A History of Co-Dependency:
INCO and New Caledonia in the 20th Century
Abstract
The International Nickel Company of Canada (INCO), founded in 1902, spent the early part of the 20th century threatening to abandon the extensive nickel deposits around Sudbury, Canada, in the process of helping it dominate the nickel industry, in favour of mining nickel in New Caledonia if the government of Ontario insisted that the company refine its nickel domestically rather than in the United States. By the end of the 20th century, INCO was desperately trying to develop a laterite mining and refining project at Goro, New Caledonia, that it hoped would cement the company’s future, maybe even restore some of the global dominance it had lost since the 1950s.

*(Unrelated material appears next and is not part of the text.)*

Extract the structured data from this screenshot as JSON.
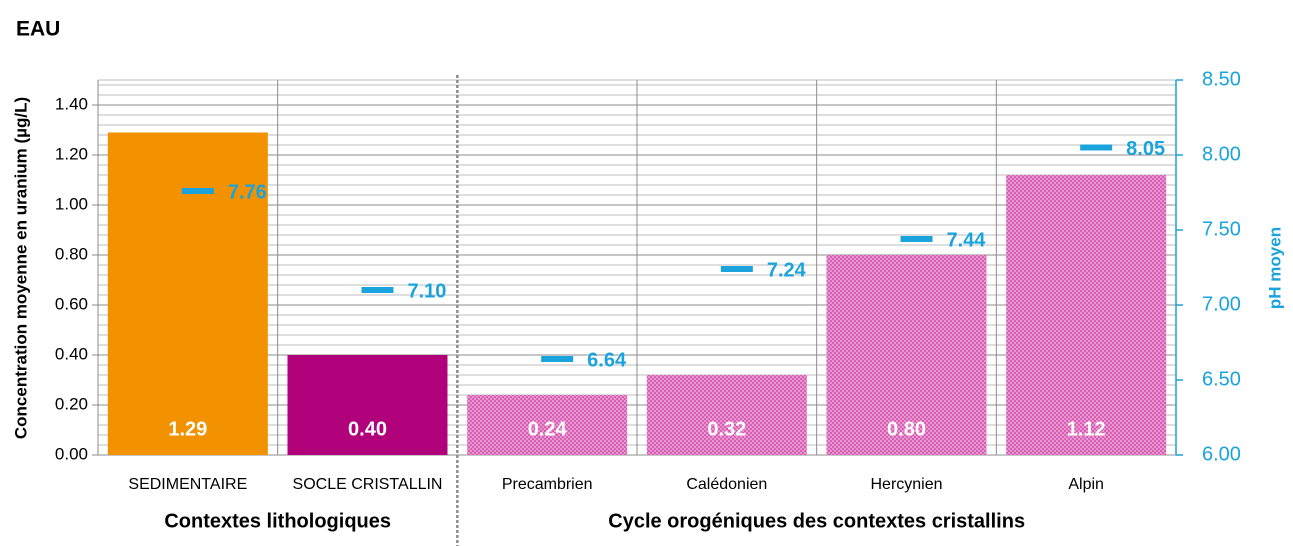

From Ontario’s ‘Nickel Question’ to 1917 through the market sharing agreements with Société Le Nickel in the 1930s, INCO’s rescue of New Caledonia’s nickel industry during the Second World War, New Caledonia’s nickel question in the 1960s, the Tiebaghi interregnum of the 1980s, and the pursuit of the Goro project in the 1990s and early 2000s, INCO and the South Pacific territory shared a deeply, if not always directly or even happily, intertwined history over the course of the 20th century. Co-dependent relationships don’t always work out well, however, for either party.
This paper explores the twists and turns of the connections between INCO and New Caledonia during the 20th century, with a focus on the period from the 1960s to the 1990s when what could have been a promising and beneficial relationship helped set the stage for disappointment for INCO as well as New Caledonians, with some surprising collateral implications for Canada and Canadians to boot.

Biography
Robin Gendron is a Professor of History at Nipissing University in North Bay, Ontario. He taught at universities in Alberta, British Columbia, Minnesota, Morocco, and Nova Scotia before joining Nipissing University in 2007. An international historian with interests in the international activities of Canadian resource companies, he is currently revising a book manuscript on INCO and New Caledonia in the 20th century. He has also written a book on Canada’s relations with France and French African countries, co-edited a collection on the global bauxite industry, and numerous articles on Canadian foreign relations and international history.